Les films d'horreur flirtant avec le fantastique se comptent probablement par dizaines de milliers mais en revanche les émanations de ce registre dans le cadre du cinéma russe sont beaucoup plus rares, qui plus est dans la fenêtre qui suivit directement la dislocation de l'URSS. "Frôlement" (connu également sous les dénominations Prikosnoveniye, Contact, ou encore The Touch) constitue donc a priori une curiosité à plusieurs titres, et ce d'autant plus qu'il jouit d'un statut de film culte dans les milieux concernés — mais ne jamais oublier cette règle de conduite et de prudence cinéphile : il faut toujours se méfier de l'association "film culte" et "film d'horreur", la déception est très souvent au rendez-vous.
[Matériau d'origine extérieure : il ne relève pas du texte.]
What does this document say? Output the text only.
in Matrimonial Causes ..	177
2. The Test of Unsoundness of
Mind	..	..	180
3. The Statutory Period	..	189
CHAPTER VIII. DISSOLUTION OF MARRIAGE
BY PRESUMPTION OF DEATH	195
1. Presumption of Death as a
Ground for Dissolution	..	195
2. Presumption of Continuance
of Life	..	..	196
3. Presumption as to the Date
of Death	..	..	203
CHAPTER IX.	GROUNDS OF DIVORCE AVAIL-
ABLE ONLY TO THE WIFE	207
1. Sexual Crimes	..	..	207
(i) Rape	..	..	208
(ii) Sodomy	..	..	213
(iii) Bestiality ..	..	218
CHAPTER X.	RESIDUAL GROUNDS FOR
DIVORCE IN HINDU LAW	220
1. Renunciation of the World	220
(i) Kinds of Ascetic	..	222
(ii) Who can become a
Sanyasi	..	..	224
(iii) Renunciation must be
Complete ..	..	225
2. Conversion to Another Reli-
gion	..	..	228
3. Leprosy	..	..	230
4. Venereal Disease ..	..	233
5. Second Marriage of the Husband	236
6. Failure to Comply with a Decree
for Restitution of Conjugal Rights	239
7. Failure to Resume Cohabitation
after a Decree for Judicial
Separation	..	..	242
Ici ce n'est pas tant cette tare immuable qui plombe le film, étant donné qu'on est un peu obnubilé par le contexte avant de pouvoir se concentrer sur les enjeux. L'ancrage de la production dans une ex-URSS appauvrie suinte de tous les pores de la pellicule (même si personnellement j'ai un petit faible pour ce grain analogique), et absolument tous les postes semblent évoluer sous la contrainte budgétaire. Zéro faste dans les effets spéciaux ou l'interprétation, les vieux bâtiments typiques de la vieille Russie soviétique hantent sans doute le film davantage que les présences surnaturelles qui font partie du récit. Reste que par moments, Albert S. Mkrtchyan parvient à tisser une atmosphère attachante par ses points de singularité.
Tout part d'une affaire de suicide, d'un côté sous l'angle de l'enquête menée par un inspecteur, et d'un autre côté mêlée à la manifestation d'une présence mystérieuse symbolisée explicitement à l'écran par des plans filmés en fisheye. Le film est en réalité une lente progression au sein d'une structure familiale, dont les multiples fils narratifs conduisent tous au portrait du défunt patriarche, dont la photo trône sur une tombe d'un cimetière que l'on visitera régulièrement. Le final se rapproche de plus en plus du pacte faustien (avec interdiction de prononcer la phrase "la vie est belle" sous peine de voir survenir une tragédie) qui prendrait la forme d'un étrange giallo — et accumulation d'éléments grotesques dans la dernière ligne droite.